Die Ausschreitungen in Nordhausen gegen einen katholischen Pfarrer, der sich anfänglich geweigert hatte, einen SA-Mann zu beerdigen, sowie die im gleichen Zuge gegen mehrere Nordhäuser Juden durchgeführten Aktionen haben eine restlose Billigung der Bevölkerung nicht gefunden, zumal diese Aktionen fast ausschließlich nur von Angehörigen der NSDAP bezw. ihren Untergliederungen (SA und HJ ) illegal durchgeführt worden sind. In weiten Kreisen der Bevölkerung ist die Ansicht vertreten, daß diese Aktionen unter Duldung der örtlichen Polizei von den örtlichen Führern der NSDAP inszeniert worden sind, weil diese bezw. ihre Unterführer an dem gewaltsamen Einbruch in das katholische Pfarrhaus beteiligt gewesen wären. Inwieweit diese Angaben zutreffen, wird das von der Staatsanwaltschaft Nordhausen wegen Landfriedensbruch eingeleitete Gerichtsverfahren ergeben. Es steht aber außer Zweifel, daß weite Volkskreise der Kreise Nordhausen Stadt und Land diese ungesetzlichen Zustände scharf verurteilen und die örtlichen Führer der Bewegung, die sie für diese Zustände verantwortlich machen, ablehnen. In der Bevölkerung ist die Ansicht vertreten, daß die Polizei in Nordhausen deshalb nicht oder nicht rechtzeitig eingeschritten sei, weil die örtliche Parteileitung die Maßnahmen der Polizei bestimmend beeinflußt habe, und andererseits die Polizeibeamten, soweit sie Parteigenossen sind, einen Ausschluß aus der Partei befürchten. Selbst alte Parteigenossen sind der Ansicht, daß nur durch eine Bereinigung der Führerfrage das stark gesunkene Vertrauen der Bevölkerung von Nordhausen wieder gehoben werden kann. (…)
Juden und Freimaurer
Der Monat August stand im Zeichen einer großangelegten Propagandaaktion gegen die Juden - siehe auch Abschnitt 1 [Allgemeines] -, die im allgemeinen diszipliniert durchgeführt wurde. Von durchreisenden Ausländern, angeblich Franzosen, soll die Art der Propaganda - ein am Galgen hängender Jude - abfällig kritisiert worden sein.

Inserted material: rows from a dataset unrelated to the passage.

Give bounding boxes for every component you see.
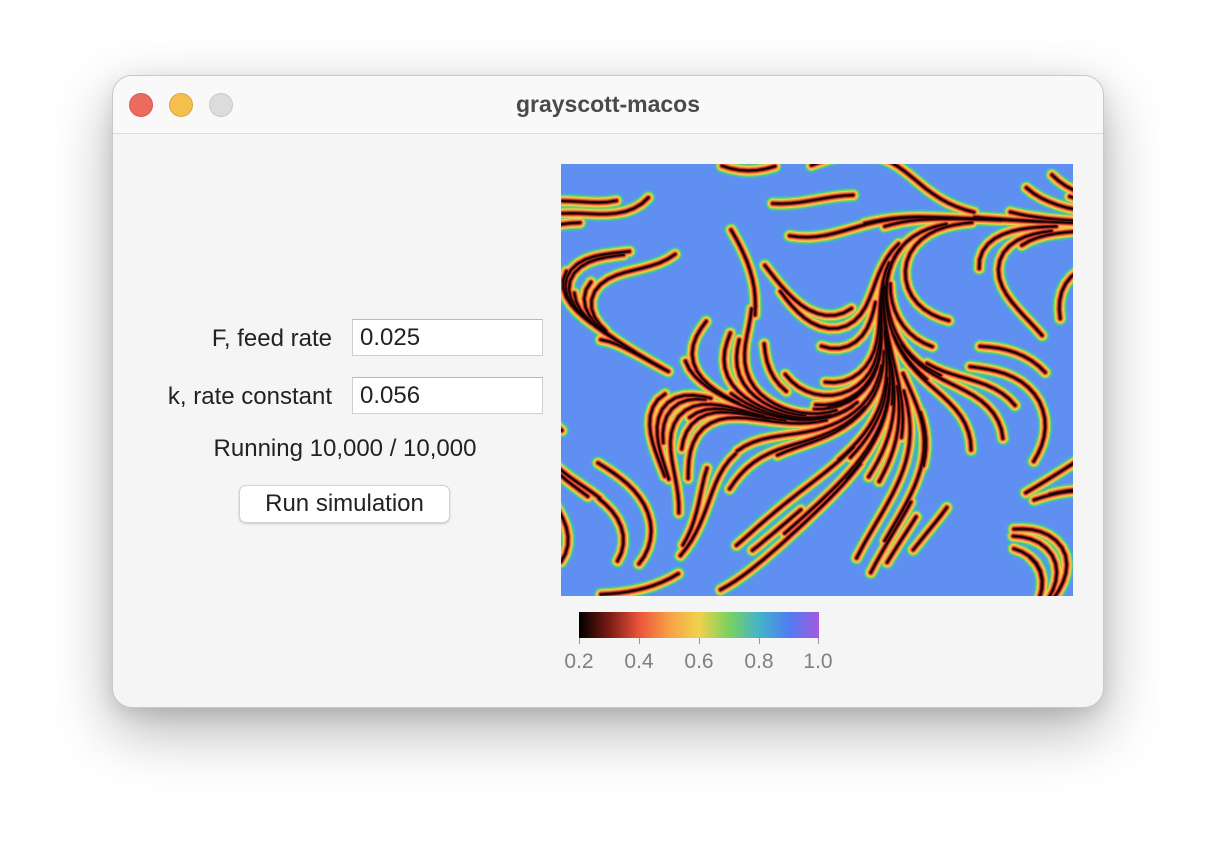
pattern-stroke xyxy=(771,194,854,205)
pattern-stroke xyxy=(849,376,889,459)
colorbar-tick-label: 0.4 xyxy=(624,650,654,673)
pattern-stroke xyxy=(764,264,853,317)
pattern-stroke xyxy=(561,512,569,563)
colorbar xyxy=(579,612,819,638)
pattern-stroke xyxy=(912,506,948,551)
pattern-stroke xyxy=(1012,535,1058,596)
pattern-stroke xyxy=(1033,490,1073,501)
pattern-stroke xyxy=(878,385,900,483)
colorbar-tick xyxy=(639,638,640,644)
minimize-button-icon[interactable] xyxy=(169,93,193,117)
pattern-stroke xyxy=(889,283,934,348)
colorbar-tick xyxy=(759,638,760,644)
pattern-stroke xyxy=(648,393,666,478)
pattern-stroke xyxy=(687,416,828,480)
pattern-stroke xyxy=(736,364,883,452)
pattern-stroke xyxy=(682,467,708,546)
pattern-stroke xyxy=(810,164,975,213)
pattern-stroke xyxy=(883,285,904,439)
pattern-stroke xyxy=(561,221,581,226)
pattern-stroke xyxy=(1028,556,1043,596)
pattern-stroke xyxy=(719,463,862,591)
status-text: Running 10,000 / 10,000 xyxy=(213,435,477,462)
pattern-stroke xyxy=(561,474,589,498)
pattern-stroke xyxy=(590,253,676,332)
close-button-icon[interactable] xyxy=(129,93,153,117)
pattern-stroke xyxy=(886,516,917,564)
pattern-stroke xyxy=(870,501,912,574)
pattern-stroke xyxy=(919,411,927,467)
pattern-stroke xyxy=(688,408,787,422)
pattern-stroke xyxy=(598,497,625,562)
colorbar-tick xyxy=(699,638,700,644)
pattern-stroke xyxy=(979,345,1046,374)
feed-rate-label: F, feed rate xyxy=(211,325,332,352)
pattern-stroke xyxy=(1009,211,1073,222)
pattern-stroke xyxy=(779,243,900,330)
pattern-stroke xyxy=(669,403,765,514)
pattern-stroke xyxy=(691,320,741,405)
pattern-stroke xyxy=(788,216,933,238)
rate-constant-field[interactable] xyxy=(352,377,543,414)
pattern-stroke xyxy=(684,360,854,421)
pattern-stroke xyxy=(561,468,601,499)
pattern-stroke xyxy=(885,246,942,377)
pattern-stroke xyxy=(728,406,866,490)
pattern-stroke xyxy=(884,372,925,542)
colorbar-tick-label: 0.2 xyxy=(564,650,594,673)
colorbar-tick xyxy=(818,638,819,644)
pattern-stroke xyxy=(1013,528,1068,596)
pattern-stroke xyxy=(600,572,680,596)
pattern-stroke xyxy=(1021,230,1073,247)
rate-constant-label: k, rate constant xyxy=(167,383,332,410)
pattern-stroke xyxy=(723,332,832,419)
pattern-stroke xyxy=(969,365,1046,463)
pattern-stroke xyxy=(730,229,757,316)
feed-rate-field[interactable] xyxy=(352,319,543,356)
pattern-stroke xyxy=(568,254,625,337)
pattern-stroke xyxy=(813,295,883,410)
pattern-stroke xyxy=(743,308,838,415)
pattern-stroke xyxy=(751,509,802,552)
colorbar-tick xyxy=(579,638,580,644)
pattern-stroke xyxy=(763,343,788,393)
pattern-stroke xyxy=(662,398,707,444)
pattern-stroke xyxy=(735,339,806,417)
pattern-stroke xyxy=(895,341,972,451)
app-window: grayscott-macos F, feed rate k, rate con… xyxy=(112,75,1104,708)
title-bar[interactable]: grayscott-macos xyxy=(113,76,1103,134)
pattern-stroke xyxy=(904,221,973,322)
pattern-stroke xyxy=(784,283,884,397)
pattern-stroke xyxy=(1025,186,1073,210)
pattern-stroke xyxy=(783,382,891,535)
colorbar-tick-label: 1.0 xyxy=(803,650,833,673)
pattern-stroke xyxy=(900,343,1004,440)
pattern-stroke xyxy=(1048,489,1073,496)
pattern-stroke xyxy=(656,394,712,480)
pattern-stroke xyxy=(679,452,737,557)
pattern-stroke xyxy=(597,462,652,565)
pattern-stroke xyxy=(573,292,670,373)
pattern-stroke xyxy=(1058,274,1073,320)
simulation-canvas xyxy=(561,164,1073,596)
pattern-stroke xyxy=(561,199,618,204)
pattern-stroke xyxy=(561,196,650,215)
colorbar-tick-label: 0.8 xyxy=(744,650,774,673)
pattern-stroke xyxy=(978,225,1058,270)
pattern-stroke xyxy=(820,301,877,350)
run-simulation-button[interactable]: Run simulation xyxy=(239,485,450,523)
pattern-stroke xyxy=(735,446,855,547)
window-title: grayscott-macos xyxy=(515,91,701,117)
pattern-stroke xyxy=(997,230,1053,337)
pattern-stroke xyxy=(838,330,888,461)
pattern-stroke xyxy=(926,362,1016,407)
colorbar-tick-label: 0.6 xyxy=(684,650,714,673)
pattern-stroke xyxy=(855,390,911,559)
pattern-stroke xyxy=(680,411,770,450)
pattern-stroke xyxy=(721,165,776,172)
pattern-stroke xyxy=(1025,462,1073,494)
pattern-stroke xyxy=(776,350,885,456)
zoom-button-icon[interactable] xyxy=(209,93,233,117)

Die Versammlungstätigkeit der Juden hatte im Berichtsmonat stark nachgelassen. Nur einige zionistische Gruppen hielten in Erfurt, Nordhausen und Mühlhausen ihre üblichen Monatsversammlungen ab.
Eine Reihe von Juden mußten im Monat August wegen der durch ihr rasseschänderisches Verhalten hervorgerufenen Erregung in der Bevölkerung in Schutzhaft genommen werden. Im Ortspolizeibezirk Erfurt wurden mehrere jüdische Bordellbetriebe ausgehoben und deren Insassen in Schutzhaft genommen. Die jüdischen Bordellinhaber wurden nach Entlassung aus der Schutzhaft mit einem Aufenthaltsverbot für den Regierungsbezirk Erfurt belegt.
Die Juden Selig und Bacherach wurden von der Ortspolizeibehörde in Nordhausen zum Schutze ihrer Personen vorübergehend in Schutzhaft genommen, weil aktivistische Teile der SA und HJ sie am Abend des 12.8.1935 gewaltsam aus ihrer Wohnung geholt hatten, um sie im Zuge durch die Stadt zu führen. Wegen der hierbei erlittenen Körperverletzungen wurden die Juden dem Krankenhaus in Nordhausen überwiesen.